Ask HN: Is anyone doing anything cool with tiny language models?
Overview
- Thread surveys many real-world uses of “tiny” and small LMs (tens of millions to a few billion params), mostly running locally on CPUs or modest GPUs.
- Strong interest in privacy, low latency, and narrow, specialized tasks rather than general chat.
Training & Deployment of Tiny Models
- 0.1B–0.125B models (GPT‑2 scale, JetBrains’ autocomplete) are reported as trainable on consumer hardware; rules of thumb like ~8× params in VRAM are mentioned.
- Examples include training ~0.125B models on ~1B tokens in minutes on rented H100s using NanoGPT variants.
- Disk sizes around ~70MB zipped per model are seen as small enough for static web apps and browser-based inference (WebGPU, transformers.js, web-llm).

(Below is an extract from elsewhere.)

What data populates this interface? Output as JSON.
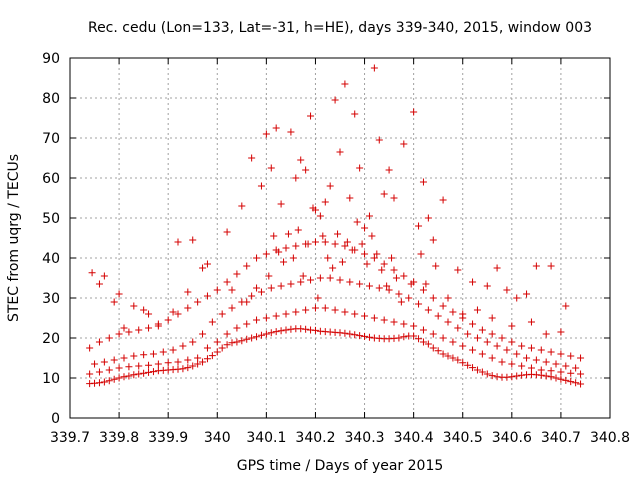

- Several projects use llama.cpp, Ollama, or custom C++ microservices to self-host small models with low latency.
Practical Use Cases
- Developer tooling: code completion, bash/sed/awk one-liners, git commit messages, variable naming, address and job parsing, cookie-banner detection, Excel-like formula suggestion/repair, email or SMS agents, and structured extraction (e.g., nutrition labels, job attributes).
- Productivity and research: Excel add‑ins and small classifiers to filter or prioritize scientific abstracts, detect urgent maternal-health messages, or categorize playlist songs/titles.
- System integration: wake-word detection on microcontrollers, Android text firewalls, on-device “activity analysis” assistants, robot/voice command interfaces, and Raspberry Pi personal RAG assistants.
Creative & Playful Uses
- Story generators on tiny displays, endless “office gossip” audio streams, Magic card generators, Tic‑Tac‑Toe opponents, NPC dialogue and bargaining in games, and persona-based rewriting (e.g., hiding personal style or imitating fictional characters).
- Local LMs used to anonymize code/questions before sending to large remote models, then reinsert real identifiers afterward.
Capabilities, Limits & Skepticism
- Consensus that small, fine‑tuned models excel at narrow, text-classification or transformation tasks (summarization, paraphrasing, filtering, translation in some cases).
- Reported weaknesses: complex logic, math, temporal expressions, truly diverse creativity, and safety-critical reasoning.
- Some argue specialized small models are more useful than giant generalists; others worry comparisons to legacy >100B models can be misleading.
- Noted gaps: fine‑tuning expertise, good training data, and a way to package and share small, task-specific models (plus prompts and parsers) cleanly.
Privacy, Security & Ethics
- Strong focus on keeping data on-device (HIPAA-sensitive EHR queries, SMS and call filtering, private editors).
- Applications to detect prompt injection, rewrite toxic or abusive text, or classify unethical stock suggestions.
- Some concern that playful uses (e.g., engaging spam) may inadvertently strengthen adversaries or raise new privacy risks.